Ольга Ивановна горестно вздохнула. Чего боялась, то и пришло. И никакой жалости, никакой пощады – выляпывает при всех, при Вале.
– Ты взрослый, хоть горшком назовись, – сказала она. – Идем, Ваня, поможешь мне на кухне.
Балагуров смущенно похлопал Кима по плечу:
– Рады познакомиться, Вадим Андреевич! – и ушел вслед за Ольгой Ивановной на кухню.
– Зачем ты так? – Валя взяла Кима за руку, усадила на диван, села рядом.
– А как надо? – спросил Ким.
– Ну, не знаю... Мог бы сказать мне одной, а потом им.
– Отцу я говорил по телефону как-то.
– Которому?
– Нашему. А своему отцу сегодня сказал. Тоже почему-то недоволен.
– Еще бы. Фамилию его вернул, а имя отбросил. Ты же оскорбил его, Ким.
– Вадим.
– Ким! Вот когда предъявишь документы, тогда будешь Вадим.
– Бюрократка. И никакого тут нет оскорбления, просто исправил его ошибку.
– Если он обиделся, значит, не считает это
ошибкой, и он прав. Ни имен, ни родителей мы не выбираем.
– Мудрая ты, Валька. Мудрая, как старушонка. Давай лучше о другом. Ты такая красивая у нас, такая милая! – Он обнял ее за плечи, и Валя приникла к нему, уткнулась в грудь, всхлипнула. – Ну-ну, что за сантименты, потекла, как мамаша. Любишь кого-нибудь?
Валя, вздрагивая, не ответила.
Ким был хорошим, нежным братом, с детства – ему было лет семь, когда родилась Валя, – опекал ее, как нянька, играл с ней, потом водил в школу до пятого класса и своего отъезда в университет. И позже, приезжая из Москвы на каникулы, он не забывал ее, был поверенным девчоночьих ее тайн, знал всех ее подруг и товарищей, привадил (слово покойной бабки, матери Балагурова), не мешая естественнонаучным склонностям, к художественной литературе. Мир поэзии открылся для нее благодаря брату. И потом, когда его позвали бесконечные журналистские дороги, а Валя стала студенткой, дружба их не погасла. Ким приезжал в отпуск всегда в каникулярное время, и целый месяц они не расставались.
– Ну, хватит, хватит, – гладя ее по голове, успокаивал Ким, несколько смущенный слезами сестры. – Всю новую сорочку, наверно, мне обкапала. О чем ты плачешь?
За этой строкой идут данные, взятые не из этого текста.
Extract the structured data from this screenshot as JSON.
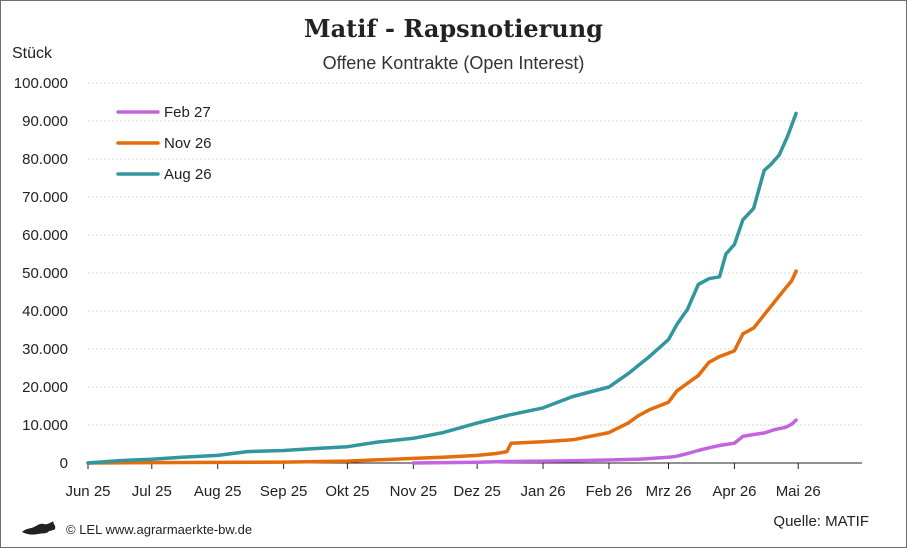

– О нас... – выдохнула Валя. – О нас с тобой. – Подняла голову, рукавом халатика вытерла покрасневшие глаза и щеки. – О нашей с тобой весне, которая миновала.
– Красиво и сентиментально. Для тебя весна еще не прошла. Да и я, слава богу, сохранился. Возбуждаю, как говорится, интерес молодых девушек и даже девочек. По секрету: недавно сам откликнулся на одно из трех больших чувств – влюбился по-глупому в здешнюю доярку.
– А еще два чувства? – Валя невольно улыбнулась.
– Еще любят твоего брата машинистка редакции Роза – я зову ее Черной Розой за цыганский окрас, – и Верунька, внучка моей хозяйки. Одиннадцатый годик, четвертый класс, любовь, разумеется, до гроба.
Валя засмеялась, сказала, вспомнив недавний разговор с матерью:
– Ты у нас настоящий амур, только крыльев недостает.
– Современному амуру крылья ни к чему. Пока в Москве был, всю страну облетел, теперь вот по району летаю.
– Зачем ты приехал сюда, Ким? Только серьезно, без этих твоих шуточек.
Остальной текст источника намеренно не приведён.